Considering small data size and looking for building with more than 20 floors.
small<-subset(all_PLUTO_data,all_PLUTO_data$NumFloors>20)
plot_ly(small, x = ~small$YearBuilt, y = ~small$NumFloors, color = ~small$NumFloors,size = ~small$NumFloors)
## No trace type specified:
## Based on info supplied, a 'scatter' trace seems appropriate.
## Read more about this trace type -> https://plot.ly/r/reference/#scatter
## No scatter mode specifed:
## Setting the mode to markers
## Read more about this attribute -> https://plot.ly/r/reference/#scatter-mode
qualityOfConstruction <- all_PLUTO_data[all_PLUTO_data$AssessTot>0,]
# Calculating value of the construction
qualityOfConstruction$AssessConstruction <- (qualityOfConstruction$AssessTot-qualityOfConstruction$AssessLand)
# rate per floor
qualityOfConstruction$value_per_floor <- qualityOfConstruction$AssessConstruction / qualityOfConstruction$NumFloors
qualityOfConstruction_condensed <- condense(bin(qualityOfConstruction$YearBuilt,5,origin=1856),summary="mean",z=qualityOfConstruction$value_per_floor)
#changing column names
colnames(qualityOfConstruction_condensed) <- c("YearBuilt","Count","Mean")
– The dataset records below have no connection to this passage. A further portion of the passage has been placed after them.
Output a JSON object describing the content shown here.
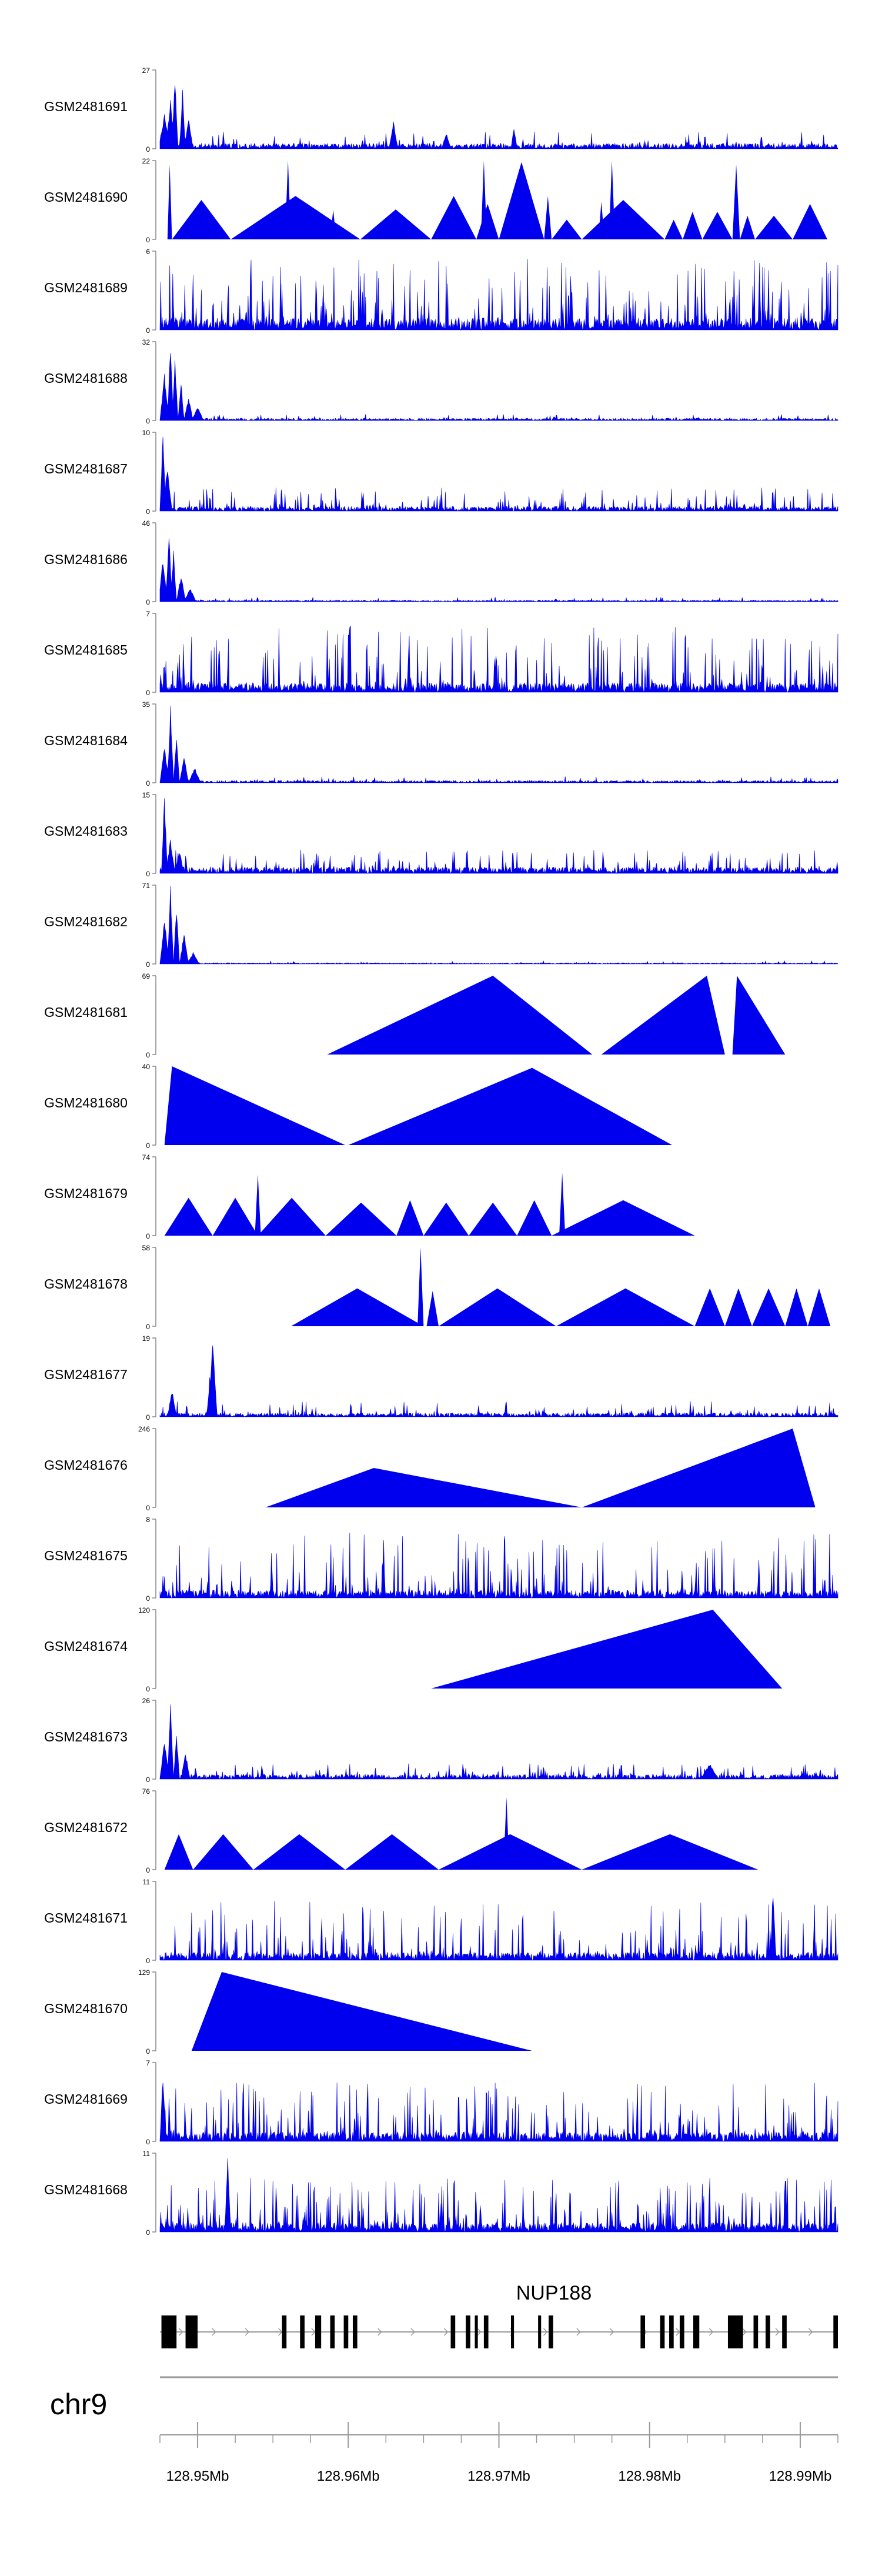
{
  "chart_data": {
    "type": "area",
    "chromosome": "chr9",
    "x_range_mb": [
      128.9475,
      128.9925
    ],
    "x_ticks_mb": [
      128.95,
      128.96,
      128.97,
      128.98,
      128.99
    ],
    "x_tick_labels": [
      "128.95Mb",
      "128.96Mb",
      "128.97Mb",
      "128.98Mb",
      "128.99Mb"
    ],
    "fill_color": "#0000ee",
    "tracks": [
      {
        "name": "GSM2481691",
        "ymax": 27,
        "ymax_label": "27",
        "ymin_label": "0",
        "pattern": "spiky",
        "seed": 1,
        "base": 0.07,
        "spike": 0.22,
        "dens": 0.35,
        "peaks": [
          [
            128.9478,
            0.45,
            0.0004
          ],
          [
            128.9482,
            0.65,
            0.0003
          ],
          [
            128.9485,
            1.0,
            0.0002
          ],
          [
            128.949,
            0.75,
            0.0002
          ],
          [
            128.9494,
            0.4,
            0.0003
          ],
          [
            128.963,
            0.35,
            0.0003
          ],
          [
            128.971,
            0.3,
            0.0002
          ],
          [
            128.9665,
            0.22,
            0.0003
          ]
        ]
      },
      {
        "name": "GSM2481690",
        "ymax": 22,
        "ymax_label": "22",
        "ymin_label": "0",
        "pattern": "triangles",
        "segments": [
          [
            128.948,
            128.9483,
            0.95
          ],
          [
            128.9483,
            128.9522,
            0.5
          ],
          [
            128.9522,
            128.9608,
            0.55
          ],
          [
            128.9608,
            128.9655,
            0.38
          ],
          [
            128.9655,
            128.9685,
            0.55
          ],
          [
            128.9685,
            128.97,
            0.45
          ],
          [
            128.97,
            128.973,
            0.98
          ],
          [
            128.973,
            128.9735,
            0.55
          ],
          [
            128.9735,
            128.9755,
            0.25
          ],
          [
            128.9755,
            128.981,
            0.5
          ],
          [
            128.981,
            128.9822,
            0.25
          ],
          [
            128.9822,
            128.9835,
            0.35
          ],
          [
            128.9835,
            128.9855,
            0.35
          ],
          [
            128.9855,
            128.986,
            0.95
          ],
          [
            128.986,
            128.987,
            0.3
          ],
          [
            128.987,
            128.9895,
            0.3
          ],
          [
            128.9895,
            128.9918,
            0.45
          ]
        ],
        "spikes": [
          [
            128.956,
            1.0
          ],
          [
            128.959,
            0.38
          ],
          [
            128.969,
            1.0
          ],
          [
            128.9768,
            0.48
          ],
          [
            128.9775,
            1.0
          ]
        ]
      },
      {
        "name": "GSM2481689",
        "ymax": 6,
        "ymax_label": "6",
        "ymin_label": "0",
        "pattern": "spiky",
        "seed": 3,
        "base": 0.15,
        "spike": 0.9,
        "dens": 0.85,
        "peaks": []
      },
      {
        "name": "GSM2481688",
        "ymax": 32,
        "ymax_label": "32",
        "ymin_label": "0",
        "pattern": "spiky",
        "seed": 4,
        "base": 0.03,
        "spike": 0.08,
        "dens": 0.3,
        "peaks": [
          [
            128.9478,
            0.6,
            0.0003
          ],
          [
            128.9482,
            1.0,
            0.0002
          ],
          [
            128.9485,
            0.8,
            0.0002
          ],
          [
            128.9489,
            0.55,
            0.0002
          ],
          [
            128.9494,
            0.3,
            0.0003
          ],
          [
            128.95,
            0.18,
            0.0004
          ]
        ]
      },
      {
        "name": "GSM2481687",
        "ymax": 10,
        "ymax_label": "10",
        "ymin_label": "0",
        "pattern": "spiky",
        "seed": 5,
        "base": 0.06,
        "spike": 0.3,
        "dens": 0.55,
        "peaks": [
          [
            128.9477,
            1.0,
            0.0002
          ],
          [
            128.948,
            0.6,
            0.0003
          ]
        ]
      },
      {
        "name": "GSM2481686",
        "ymax": 46,
        "ymax_label": "46",
        "ymin_label": "0",
        "pattern": "spiky",
        "seed": 6,
        "base": 0.02,
        "spike": 0.06,
        "dens": 0.3,
        "peaks": [
          [
            128.9477,
            0.55,
            0.0003
          ],
          [
            128.9481,
            1.0,
            0.0002
          ],
          [
            128.9484,
            0.65,
            0.0002
          ],
          [
            128.9489,
            0.35,
            0.0003
          ],
          [
            128.9495,
            0.18,
            0.0004
          ]
        ]
      },
      {
        "name": "GSM2481685",
        "ymax": 7,
        "ymax_label": "7",
        "ymin_label": "0",
        "pattern": "spiky",
        "seed": 7,
        "base": 0.12,
        "spike": 0.85,
        "dens": 0.75,
        "peaks": []
      },
      {
        "name": "GSM2481684",
        "ymax": 35,
        "ymax_label": "35",
        "ymin_label": "0",
        "pattern": "spiky",
        "seed": 8,
        "base": 0.03,
        "spike": 0.08,
        "dens": 0.3,
        "peaks": [
          [
            128.9478,
            0.5,
            0.0003
          ],
          [
            128.9482,
            1.0,
            0.0002
          ],
          [
            128.9486,
            0.6,
            0.0002
          ],
          [
            128.9491,
            0.35,
            0.0003
          ],
          [
            128.9498,
            0.2,
            0.0004
          ]
        ]
      },
      {
        "name": "GSM2481683",
        "ymax": 15,
        "ymax_label": "15",
        "ymin_label": "0",
        "pattern": "spiky",
        "seed": 9,
        "base": 0.08,
        "spike": 0.3,
        "dens": 0.55,
        "peaks": [
          [
            128.9478,
            1.0,
            0.0002
          ],
          [
            128.9482,
            0.45,
            0.0003
          ],
          [
            128.9488,
            0.3,
            0.0003
          ]
        ]
      },
      {
        "name": "GSM2481682",
        "ymax": 71,
        "ymax_label": "71",
        "ymin_label": "0",
        "pattern": "spiky",
        "seed": 10,
        "base": 0.015,
        "spike": 0.04,
        "dens": 0.25,
        "peaks": [
          [
            128.9478,
            0.6,
            0.0003
          ],
          [
            128.9482,
            1.0,
            0.0002
          ],
          [
            128.9486,
            0.75,
            0.0002
          ],
          [
            128.9491,
            0.4,
            0.0003
          ],
          [
            128.9497,
            0.15,
            0.0004
          ]
        ]
      },
      {
        "name": "GSM2481681",
        "ymax": 69,
        "ymax_label": "69",
        "ymin_label": "0",
        "pattern": "triangles",
        "segments": [
          [
            128.9586,
            128.9762,
            1.0
          ],
          [
            128.9768,
            128.985,
            1.0
          ],
          [
            128.9855,
            128.989,
            1.0
          ]
        ],
        "apex": [
          128.9696,
          128.9838,
          128.9858
        ]
      },
      {
        "name": "GSM2481680",
        "ymax": 40,
        "ymax_label": "40",
        "ymin_label": "0",
        "pattern": "triangles",
        "segments": [
          [
            128.9478,
            128.9598,
            1.0
          ],
          [
            128.96,
            128.9815,
            0.98
          ]
        ],
        "apex": [
          128.9483,
          128.9722
        ]
      },
      {
        "name": "GSM2481679",
        "ymax": 74,
        "ymax_label": "74",
        "ymin_label": "0",
        "pattern": "triangles",
        "segments": [
          [
            128.9478,
            128.951,
            0.48
          ],
          [
            128.951,
            128.954,
            0.48
          ],
          [
            128.954,
            128.9585,
            0.48
          ],
          [
            128.9585,
            128.9632,
            0.42
          ],
          [
            128.9632,
            128.965,
            0.45
          ],
          [
            128.965,
            128.968,
            0.42
          ],
          [
            128.968,
            128.9712,
            0.42
          ],
          [
            128.9712,
            128.9735,
            0.45
          ],
          [
            128.9735,
            128.983,
            0.45
          ]
        ],
        "spikes": [
          [
            128.954,
            0.78
          ],
          [
            128.9742,
            0.8
          ]
        ]
      },
      {
        "name": "GSM2481678",
        "ymax": 58,
        "ymax_label": "58",
        "ymin_label": "0",
        "pattern": "triangles",
        "segments": [
          [
            128.9562,
            128.965,
            0.48
          ],
          [
            128.9652,
            128.966,
            0.45
          ],
          [
            128.966,
            128.9738,
            0.48
          ],
          [
            128.9738,
            128.983,
            0.48
          ],
          [
            128.983,
            128.985,
            0.48
          ],
          [
            128.985,
            128.9868,
            0.48
          ],
          [
            128.9868,
            128.989,
            0.48
          ],
          [
            128.989,
            128.9905,
            0.48
          ],
          [
            128.9905,
            128.992,
            0.48
          ]
        ],
        "spikes": [
          [
            128.9648,
            1.0
          ]
        ]
      },
      {
        "name": "GSM2481677",
        "ymax": 19,
        "ymax_label": "19",
        "ymin_label": "0",
        "pattern": "spiky",
        "seed": 13,
        "base": 0.05,
        "spike": 0.2,
        "dens": 0.45,
        "peaks": [
          [
            128.9483,
            0.35,
            0.0003
          ],
          [
            128.951,
            1.0,
            0.0003
          ],
          [
            128.9508,
            0.5,
            0.0002
          ]
        ]
      },
      {
        "name": "GSM2481676",
        "ymax": 246,
        "ymax_label": "246",
        "ymin_label": "0",
        "pattern": "triangles",
        "segments": [
          [
            128.9545,
            128.9755,
            0.5
          ],
          [
            128.9755,
            128.991,
            1.0
          ]
        ],
        "apex": [
          128.9617,
          128.9895
        ]
      },
      {
        "name": "GSM2481675",
        "ymax": 8,
        "ymax_label": "8",
        "ymin_label": "0",
        "pattern": "spiky",
        "seed": 15,
        "base": 0.1,
        "spike": 0.85,
        "dens": 0.65,
        "peaks": []
      },
      {
        "name": "GSM2481674",
        "ymax": 120,
        "ymax_label": "120",
        "ymin_label": "0",
        "pattern": "triangles",
        "segments": [
          [
            128.9655,
            128.9888,
            1.0
          ]
        ],
        "apex": [
          128.9842
        ]
      },
      {
        "name": "GSM2481673",
        "ymax": 26,
        "ymax_label": "26",
        "ymin_label": "0",
        "pattern": "spiky",
        "seed": 17,
        "base": 0.06,
        "spike": 0.2,
        "dens": 0.5,
        "peaks": [
          [
            128.9478,
            0.55,
            0.0003
          ],
          [
            128.9482,
            1.0,
            0.0002
          ],
          [
            128.9486,
            0.6,
            0.0002
          ],
          [
            128.9492,
            0.35,
            0.0003
          ],
          [
            128.984,
            0.2,
            0.0006
          ]
        ]
      },
      {
        "name": "GSM2481672",
        "ymax": 76,
        "ymax_label": "76",
        "ymin_label": "0",
        "pattern": "triangles",
        "segments": [
          [
            128.9478,
            128.9497,
            0.45
          ],
          [
            128.9497,
            128.9537,
            0.45
          ],
          [
            128.9537,
            128.9598,
            0.45
          ],
          [
            128.9598,
            128.966,
            0.45
          ],
          [
            128.966,
            128.9755,
            0.45
          ],
          [
            128.9755,
            128.9872,
            0.45
          ]
        ],
        "spikes": [
          [
            128.9705,
            0.92
          ]
        ]
      },
      {
        "name": "GSM2481671",
        "ymax": 11,
        "ymax_label": "11",
        "ymin_label": "0",
        "pattern": "spiky",
        "seed": 19,
        "base": 0.1,
        "spike": 0.75,
        "dens": 0.55,
        "peaks": [
          [
            128.9882,
            0.85,
            0.0002
          ]
        ]
      },
      {
        "name": "GSM2481670",
        "ymax": 129,
        "ymax_label": "129",
        "ymin_label": "0",
        "pattern": "triangles",
        "segments": [
          [
            128.9496,
            128.9722,
            1.0
          ]
        ],
        "apex": [
          128.9516
        ]
      },
      {
        "name": "GSM2481669",
        "ymax": 7,
        "ymax_label": "7",
        "ymin_label": "0",
        "pattern": "spiky",
        "seed": 21,
        "base": 0.12,
        "spike": 0.75,
        "dens": 0.8,
        "peaks": [
          [
            128.9477,
            0.9,
            0.0002
          ]
        ]
      },
      {
        "name": "GSM2481668",
        "ymax": 11,
        "ymax_label": "11",
        "ymin_label": "0",
        "pattern": "spiky",
        "seed": 22,
        "base": 0.12,
        "spike": 0.7,
        "dens": 0.75,
        "peaks": [
          [
            128.952,
            0.95,
            0.0002
          ]
        ]
      }
    ],
    "gene": {
      "name": "NUP188",
      "start": 128.9475,
      "end": 128.9925,
      "strand": "+",
      "exons": [
        [
          128.9476,
          128.9486
        ],
        [
          128.9492,
          128.95
        ],
        [
          128.9556,
          128.9559
        ],
        [
          128.9568,
          128.9571
        ],
        [
          128.9578,
          128.9582
        ],
        [
          128.9588,
          128.9591
        ],
        [
          128.9597,
          128.96
        ],
        [
          128.9603,
          128.9606
        ],
        [
          128.9668,
          128.9671
        ],
        [
          128.9678,
          128.9681
        ],
        [
          128.9684,
          128.9686
        ],
        [
          128.969,
          128.9693
        ],
        [
          128.9708,
          128.971
        ],
        [
          128.9726,
          128.9728
        ],
        [
          128.9733,
          128.9736
        ],
        [
          128.9794,
          128.9797
        ],
        [
          128.9807,
          128.981
        ],
        [
          128.9813,
          128.9816
        ],
        [
          128.982,
          128.9823
        ],
        [
          128.9829,
          128.9833
        ],
        [
          128.9852,
          128.9862
        ],
        [
          128.9869,
          128.9872
        ],
        [
          128.9877,
          128.988
        ],
        [
          128.9888,
          128.9891
        ],
        [
          128.9922,
          128.9925
        ]
      ]
    }
  }
}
qualityOfConstruction_condensed <- qualityOfConstruction_condensed[complete.cases(qualityOfConstruction_condensed),]
#printing values around world war 2
qualityOfConstruction_condensed<-qualityOfConstruction_condensed[qualityOfConstruction_condensed$YearBuilt>1930 & qualityOfConstruction_condensed$YearBuilt<=1955,]
plot_ly(
x = qualityOfConstruction_condensed$YearBuilt,
y = qualityOfConstruction_condensed$Mean,
type = "bar"
)
Looks like she is right as price around world war 2 year is less.